Bulan ini, aneh, tidak seperti bulan itu. Dia selalu datang membawa warna merah saga menyala-nyala, seperti ada api dalam tubuhnya. Aku tidak suka warna merah. Setiap kali Bulan ini terbit, aku merasa terbakar dari dalam. Tubuhku panas, darahku mendidih, dan amarah memuncak seketika. Menurutku, Bulan jenis ini adalah malapetaka, bagi hidupku, juga bagi hidup orang lain. Harus ditenggelamkan.

Ya, aku ingin menenggelamkan Bulan ini. Dan sekarang, beginilah cara yang aku gunakan untuk yang menenggelamkannya. Simak alur cerita berikut ini baik-baik:

  1. Bulan ini terbit dari mulut tangga, lalu berjalan di atas lantai keramik. Suara sepatunya, nyaring, lantang. Telingaku terusik. Aku gemetar. Seperti biasa, aku marah dan menahannya kuat-kuat, agar tidak meluap. Menahan amarah adalah pekerjaan berat. Makanya tubuhku bergetar. Dan konsentrasiku buyar. Sorot mataku ke arah layar laptop, tetapi pikiranku ke suara itu. Ingin rasanya aku beranjak dan melangkah ke arahnya, lalu aku cincang tubuhnya, sampai halus. Suara sepatunya itu, terasa menyakitkan, seperti palu yang sedang mengetuk-ngetuk lantai kepalaku dengan keras.
  2. Layar ponselku bersinar. Pesan yang aku tunggu datang. Sebuah pesan dari Karis, temanku. Ruang kerjanya di lantai bawah. Dia memberitahu kalau aku ditunggu Lambe di ruangannya. Segera kutekan simbol Windows dan tombol L secara bersamaan, agar layar laptopku terkunci. Aku melakukannya demi melindungi semua dataku, kerena ruangan tidak ada yang menunggui.
  3. Aku bergegas beranjak. Rokok, korek dan ponsel aku bawa serta. Aku segera keluar dari ruangan. Kuusahakan kepala menunduk saat melewati ruang kerja Bulan. Karena daun pintu ruang kerja Bulan pasti dibiarkan mengaga lebar. Saat dia melihatku lewat, pasti dia berhenti main ponsel, dan pasti matanya mendelik dan bibirnya bergerak-gerak seperti orang sedang merapal mantra. 
  4. Suasana terasa sunyi saat kakiku sudah sampai di lantai bawah. Meski ada beberapa pegawai duduk santai di lobi, tapi tetap saja sunyi. Karena ponsel telah merenggut sebagian besar hidup mereka.
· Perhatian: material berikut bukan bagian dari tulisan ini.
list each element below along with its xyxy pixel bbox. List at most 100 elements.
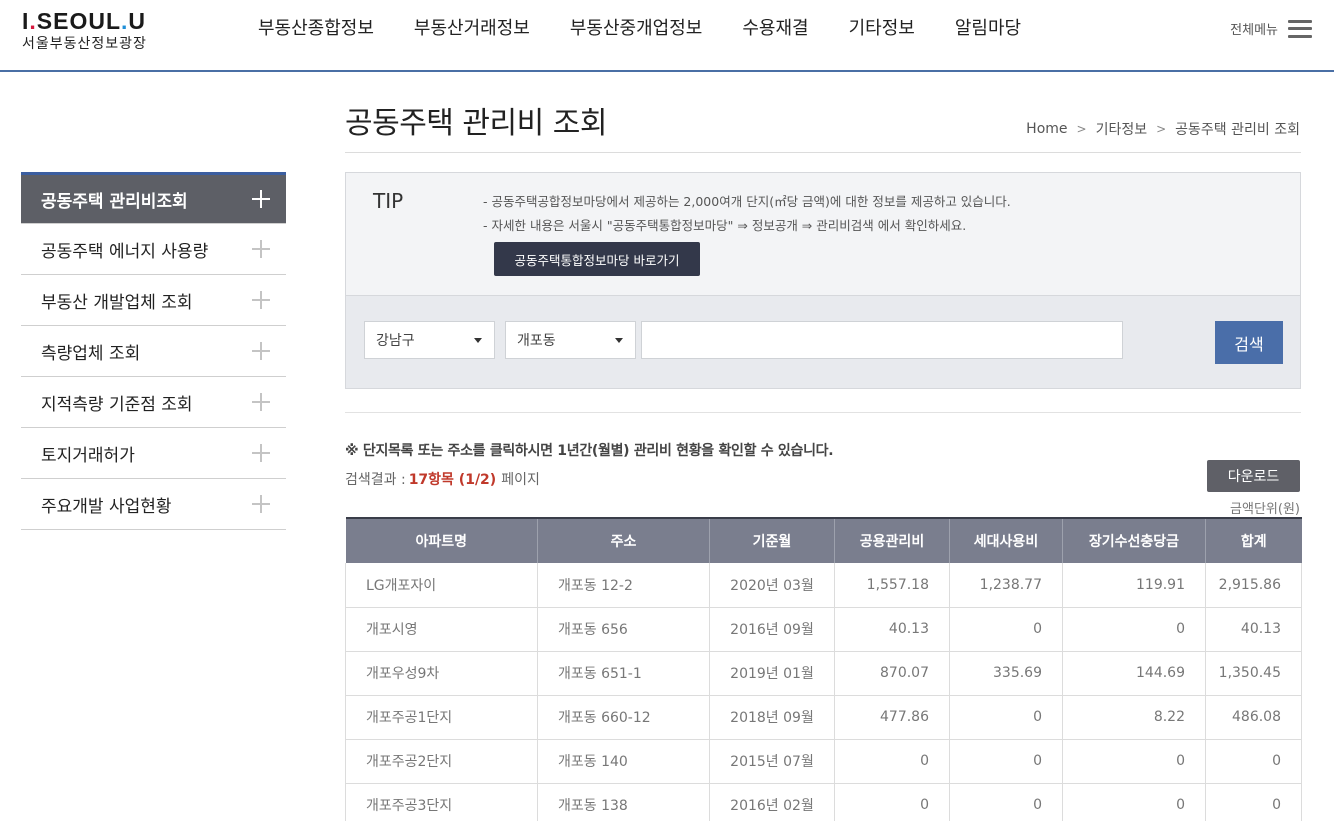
household-fee-cell: 0 <box>949 695 1063 740</box>
gnb-item-broker-info[interactable]: 부동산중개업정보 <box>570 17 702 41</box>
result-count: 17항목 (1/2) <box>408 472 497 488</box>
gnb-item-other-info[interactable]: 기타정보 <box>849 17 915 41</box>
apartment-name-cell[interactable]: 개포주공1단지 <box>345 695 538 740</box>
common-fee-cell: 1,557.18 <box>834 563 950 608</box>
plus-icon <box>252 342 270 360</box>
household-fee-cell: 1,238.77 <box>949 563 1063 608</box>
tip-box: TIP - 공동주택공합정보마당에서 제공하는 2,000여개 단지(㎡당 금액… <box>345 172 1301 296</box>
repair-reserve-cell: 8.22 <box>1062 695 1206 740</box>
repair-reserve-cell: 119.91 <box>1062 563 1206 608</box>
all-menu-label: 전체메뉴 <box>1230 23 1278 38</box>
table-row: 개포주공1단지 개포동 660-12 2018년 09월 477.86 0 8.… <box>345 695 1302 740</box>
neighborhood-select[interactable]: 개포동 <box>505 321 636 359</box>
breadcrumb-current: 공동주택 관리비 조회 <box>1175 122 1300 138</box>
plus-icon <box>252 495 270 513</box>
result-prefix: 검색결과 : <box>345 472 406 488</box>
sidebar-item-label: 공동주택 관리비조회 <box>41 191 188 212</box>
total-cell: 40.13 <box>1205 607 1302 652</box>
sidebar-item-land-transaction-permit[interactable]: 토지거래허가 <box>21 428 286 479</box>
chevron-right-icon: > <box>1156 122 1167 136</box>
total-cell: 486.08 <box>1205 695 1302 740</box>
result-suffix: 페이지 <box>501 472 540 488</box>
sidebar-item-label: 부동산 개발업체 조회 <box>41 292 193 313</box>
col-header-common-fee: 공용관리비 <box>834 517 950 563</box>
global-nav: 부동산종합정보 부동산거래정보 부동산중개업정보 수용재결 기타정보 알림마당 <box>258 17 1061 41</box>
address-cell[interactable]: 개포동 660-12 <box>537 695 710 740</box>
page-title: 공동주택 관리비 조회 <box>345 106 607 141</box>
all-menu-button[interactable]: 전체메뉴 <box>1230 19 1312 38</box>
breadcrumb-other-info[interactable]: 기타정보 <box>1096 119 1148 139</box>
table-row: 개포시영 개포동 656 2016년 09월 40.13 0 0 40.13 <box>345 607 1302 652</box>
gnb-item-real-estate-info[interactable]: 부동산종합정보 <box>258 17 374 41</box>
col-header-household-fee: 세대사용비 <box>949 517 1063 563</box>
search-button[interactable]: 검색 <box>1215 321 1283 364</box>
hamburger-icon <box>1288 19 1312 38</box>
gnb-item-transaction-info[interactable]: 부동산거래정보 <box>414 17 530 41</box>
address-cell[interactable]: 개포동 140 <box>537 739 710 784</box>
district-select[interactable]: 강남구 <box>364 321 495 359</box>
household-fee-cell: 0 <box>949 607 1063 652</box>
sidebar-item-label: 지적측량 기준점 조회 <box>41 394 193 415</box>
base-month-cell: 2020년 03월 <box>709 563 835 608</box>
household-fee-cell: 0 <box>949 783 1063 821</box>
apartment-name-cell[interactable]: 개포시영 <box>345 607 538 652</box>
common-fee-cell: 0 <box>834 739 950 784</box>
search-panel: 강남구 개포동 검색 <box>345 295 1301 389</box>
search-input[interactable] <box>641 321 1123 359</box>
title-divider <box>345 152 1301 153</box>
gnb-item-notice[interactable]: 알림마당 <box>955 17 1021 41</box>
sidebar-item-developer-search[interactable]: 부동산 개발업체 조회 <box>21 275 286 326</box>
sidebar-item-label: 측량업체 조회 <box>41 343 141 364</box>
total-cell: 0 <box>1205 739 1302 784</box>
tip-text-1: - 공동주택공합정보마당에서 제공하는 2,000여개 단지(㎡당 금액)에 대… <box>483 194 1011 209</box>
sidebar-item-survey-reference-point[interactable]: 지적측량 기준점 조회 <box>21 377 286 428</box>
total-cell: 0 <box>1205 783 1302 821</box>
site-header: I.SEOUL.U 서울부동산정보광장 부동산종합정보 부동산거래정보 부동산중… <box>0 0 1334 72</box>
total-cell: 2,915.86 <box>1205 563 1302 608</box>
apartment-name-cell[interactable]: 개포주공2단지 <box>345 739 538 784</box>
plus-icon <box>252 444 270 462</box>
apartment-name-cell[interactable]: 개포주공3단지 <box>345 783 538 821</box>
table-row: 개포주공2단지 개포동 140 2015년 07월 0 0 0 0 <box>345 739 1302 784</box>
sidebar-item-maintenance-fee[interactable]: 공동주택 관리비조회 <box>21 172 286 224</box>
base-month-cell: 2019년 01월 <box>709 651 835 696</box>
address-cell[interactable]: 개포동 651-1 <box>537 651 710 696</box>
address-cell[interactable]: 개포동 138 <box>537 783 710 821</box>
plus-icon <box>252 393 270 411</box>
breadcrumb-home[interactable]: Home <box>1026 121 1067 137</box>
apartment-name-cell[interactable]: LG개포자이 <box>345 563 538 608</box>
sidebar-item-surveyor-search[interactable]: 측량업체 조회 <box>21 326 286 377</box>
logo-subtitle: 서울부동산정보광장 <box>22 36 147 52</box>
sidebar-item-major-projects[interactable]: 주요개발 사업현황 <box>21 479 286 530</box>
gnb-item-expropriation[interactable]: 수용재결 <box>742 17 808 41</box>
tip-label: TIP <box>373 189 404 213</box>
section-divider <box>345 412 1301 413</box>
sidebar-item-label: 주요개발 사업현황 <box>41 496 172 517</box>
click-notice: ※ 단지목록 또는 주소를 클릭하시면 1년간(월별) 관리비 현황을 확인할 … <box>345 443 834 459</box>
side-menu: 공동주택 관리비조회 공동주택 에너지 사용량 부동산 개발업체 조회 측량업체… <box>21 172 286 530</box>
address-cell[interactable]: 개포동 656 <box>537 607 710 652</box>
sidebar-item-energy-usage[interactable]: 공동주택 에너지 사용량 <box>21 224 286 275</box>
col-header-repair-reserve: 장기수선충당금 <box>1062 517 1206 563</box>
base-month-cell: 2016년 02월 <box>709 783 835 821</box>
neighborhood-select-value: 개포동 <box>517 333 556 349</box>
plus-icon <box>252 291 270 309</box>
apartment-name-cell[interactable]: 개포우성9차 <box>345 651 538 696</box>
col-header-base-month: 기준월 <box>709 517 835 563</box>
table-row: LG개포자이 개포동 12-2 2020년 03월 1,557.18 1,238… <box>345 563 1302 608</box>
amount-unit-label: 금액단위(원) <box>1230 502 1300 517</box>
apartment-portal-link-button[interactable]: 공동주택통합정보마당 바로가기 <box>494 242 700 276</box>
site-logo[interactable]: I.SEOUL.U 서울부동산정보광장 <box>22 8 147 53</box>
household-fee-cell: 0 <box>949 739 1063 784</box>
breadcrumb: Home > 기타정보 > 공동주택 관리비 조회 <box>1026 119 1300 139</box>
download-button[interactable]: 다운로드 <box>1207 460 1300 492</box>
plus-icon <box>252 240 270 258</box>
plus-icon <box>252 190 270 208</box>
address-cell[interactable]: 개포동 12-2 <box>537 563 710 608</box>
common-fee-cell: 0 <box>834 783 950 821</box>
household-fee-cell: 335.69 <box>949 651 1063 696</box>
caret-down-icon <box>615 338 623 343</box>
repair-reserve-cell: 0 <box>1062 607 1206 652</box>
caret-down-icon <box>474 338 482 343</box>
tip-text-2: - 자세한 내용은 서울시 "공동주택통합정보마당" ⇒ 정보공개 ⇒ 관리비검… <box>483 218 967 233</box>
Tetapi biasanya ramai. Ya, beginilah kondisi kantor ini saat sebagian besar penghuninya pergi ke luar kota, yang katanya melaksanakan tugas dinas, padahal cuma jalan-jalan menghabiskan uang negara.
  5. Aku buka pintu ruangan Karis dan menutupnya lagi. Dingin langsung menyergap. Aku lihat dua AC menyala semua. Lambe sedang menerima telepon. Karis sedang bekerja. Aku duduk di kursi sebelah kursi Lambe.  “Semua pekerjaan ini harus selesai sekarang,” kata Karis kepadaku. Matanya tetap ke layar komputer.  “Ada yang bisa aku bantu,” tawarku, bercanda, dan Karis tertawa kecil. “Tidak perlu,” jawabnya. “Kau sudah banyak memberiku ilmu. Malu rasanya kalau guru terus-menerus membantu muridnya,” lanjutnya, dan tertawa lagi.
  6. Lambe selesai menerima telepon. Rokok sebatang dia keluarkan dari bungkusnya dan dibakar ujungnya. Aku tersenyum melihatnya. “Katanya ada perlu. Lekas katakan,” kata Lambe setelah menyemburkan asap ke udara. Aku tersenyum lagi. Tiba-tiba suara mesin pemotong rumput dari luar menyala, meraung keras. Membuat imajinasiku jadi hidup. Aku membayangkan mesin itu merayap di wajah Bulan. Darah bercipratan. Bulan meronta-ronta. Dia tidak bisa berkata-kata, hanya bisa meronta. Aku pasti bahagia andai itu benar-benar terjadi. “Eh, malah bengong. Cepat katakan,” desak Lambe. “Succubus harus dilenyapkan juga dari kantor ini,” kataku. Spontan wajahnya tampak bingung. Aku tahu dia sedang berpikir, karena tak ada satu pun pegawai di kantor ini bernama Succubus. Ah, mana dia tahu soal Succubus, iblis betina dari Sumeria, yang suka menjerat laki-laki dengan kecantikannya. “Ayolah. Jangan bergurau. Siapa Succubus?” dia bertanya.  “Bulan harus dijauhkan dari gedung ini,” kataku.  Karis tiba-tiba batuk. Aku menoleh kepadanya. Dia tersenyum. Matanya tetap ke layar komputer.  “Alasannya?” tanya Lambe. Rokok di apitan dua jarinya dibenamkan ke asbak. Batang rokok lain dikeluarkan lagi dari bungkusnya dan dibakar ujungnya.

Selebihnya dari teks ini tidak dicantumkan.